From its opening lines, the song establishes its emotional geography with startling clarity. "Nothing's familiar here / But the newspaper smell and cigarettes, coffee" — these mundane sensory anchors become totems of alienation, the only constants in a world that refuses to cohere. Olina's voice carries the weight of someone who has learned to swallow homesickness like medicine, bitter but necessary.
The genius of "Newspaper Smell" lies in its refusal to wallow. Where lesser songwriters might indulge in self-pity, Olina opts for dark humour and unflinching observation. The image of "hosing down rich guy's vomit" despite having "a degree like a good daughter" is both grotesquely funny and devastatingly precise—a perfect encapsulation of how qualifications become meaningless when filtered through class and circumstance.
Musically, the track pulses with the energy of someone dancing through their own existential crisis. The guitar work is punchy without being showy, creating space for Olina's vocals to weave between resignation and defiance. The production wisely resists over-polishing what is essentially a raw nerve ending set to music.
The song's central refrain—"I'm not a nihilist but I see the appeal in it"—might be the most honest line written about millennial anxiety this year. It captures that peculiar state of suspended animation that defines so much contemporary experience: caught between cynicism and hope, between belonging nowhere and everywhere.

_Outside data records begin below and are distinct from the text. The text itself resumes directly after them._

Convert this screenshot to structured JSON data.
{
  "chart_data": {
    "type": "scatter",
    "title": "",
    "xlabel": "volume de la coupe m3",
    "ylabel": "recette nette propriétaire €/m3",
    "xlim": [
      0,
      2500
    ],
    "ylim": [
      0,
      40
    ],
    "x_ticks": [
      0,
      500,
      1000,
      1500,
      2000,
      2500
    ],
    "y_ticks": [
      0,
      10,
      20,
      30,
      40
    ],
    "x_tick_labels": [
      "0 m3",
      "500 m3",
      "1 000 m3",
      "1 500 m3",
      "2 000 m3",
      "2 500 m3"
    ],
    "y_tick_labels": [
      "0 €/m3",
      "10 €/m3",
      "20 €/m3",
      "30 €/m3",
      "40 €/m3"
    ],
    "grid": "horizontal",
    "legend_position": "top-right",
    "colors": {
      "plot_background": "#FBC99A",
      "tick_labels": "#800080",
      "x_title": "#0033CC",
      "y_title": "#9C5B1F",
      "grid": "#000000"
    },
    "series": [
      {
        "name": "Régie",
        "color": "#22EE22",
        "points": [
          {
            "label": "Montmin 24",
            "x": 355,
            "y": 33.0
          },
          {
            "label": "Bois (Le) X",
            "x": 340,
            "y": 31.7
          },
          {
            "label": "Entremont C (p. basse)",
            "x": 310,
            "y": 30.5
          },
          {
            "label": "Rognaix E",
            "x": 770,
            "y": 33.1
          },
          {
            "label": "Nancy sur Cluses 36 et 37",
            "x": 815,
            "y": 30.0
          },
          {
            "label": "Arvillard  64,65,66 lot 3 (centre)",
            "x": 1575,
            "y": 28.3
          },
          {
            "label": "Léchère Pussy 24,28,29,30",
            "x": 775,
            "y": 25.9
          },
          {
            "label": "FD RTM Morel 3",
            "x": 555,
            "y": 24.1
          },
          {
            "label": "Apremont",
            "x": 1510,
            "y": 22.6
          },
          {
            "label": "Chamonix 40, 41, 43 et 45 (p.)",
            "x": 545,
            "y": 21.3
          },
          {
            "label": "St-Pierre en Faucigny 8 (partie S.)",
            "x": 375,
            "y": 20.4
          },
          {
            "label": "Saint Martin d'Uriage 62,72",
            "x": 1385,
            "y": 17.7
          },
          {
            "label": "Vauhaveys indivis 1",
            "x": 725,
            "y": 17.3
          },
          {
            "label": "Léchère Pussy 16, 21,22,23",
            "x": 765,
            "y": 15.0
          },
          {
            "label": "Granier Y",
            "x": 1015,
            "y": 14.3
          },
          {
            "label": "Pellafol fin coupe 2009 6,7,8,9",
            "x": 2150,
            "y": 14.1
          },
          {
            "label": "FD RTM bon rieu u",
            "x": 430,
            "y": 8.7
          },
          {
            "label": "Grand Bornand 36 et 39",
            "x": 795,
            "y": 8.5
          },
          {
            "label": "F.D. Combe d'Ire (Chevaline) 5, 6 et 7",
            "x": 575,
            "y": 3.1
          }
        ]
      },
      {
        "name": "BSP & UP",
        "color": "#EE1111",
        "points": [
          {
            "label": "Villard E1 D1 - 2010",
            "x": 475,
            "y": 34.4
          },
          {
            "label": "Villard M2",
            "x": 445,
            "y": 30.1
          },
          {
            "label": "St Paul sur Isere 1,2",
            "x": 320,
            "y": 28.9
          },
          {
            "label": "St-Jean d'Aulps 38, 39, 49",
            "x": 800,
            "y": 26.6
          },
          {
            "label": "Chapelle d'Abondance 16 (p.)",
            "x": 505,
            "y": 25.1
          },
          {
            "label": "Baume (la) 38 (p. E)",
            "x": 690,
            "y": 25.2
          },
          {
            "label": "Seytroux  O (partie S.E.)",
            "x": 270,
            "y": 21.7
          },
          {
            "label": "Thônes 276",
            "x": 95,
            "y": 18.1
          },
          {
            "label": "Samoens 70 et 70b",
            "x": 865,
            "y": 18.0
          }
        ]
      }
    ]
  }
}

Olina's background as both jewellery designer and cancer researcher adds layers to her artistic persona that feel entirely authentic rather than calculated. This isn't dilettantism but the reality of creative survival, and "Newspaper Smell" channels that multiplicity into something coherent and urgent.
The track builds to its repeated declaration of "I'm winning," but the repetition feels less like affirmation than incantation—as if saying it enough times might make it true. It's a devastating and ultimately moving conclusion to a song that finds poetry in the mundane brutalities of modern life.
"Newspaper Smell" announces Olina as a voice worth following, someone capable of finding the universal in the intensely personal. The comparison points to Phoebe Bridgers and Courtney Barnett are apt but not limiting—Olina has her own sharp wit and particular perspective on displacement and belonging. This is indie rock with genuine intelligence behind it, unafraid of its own contradictions and all the more powerful for embracing them.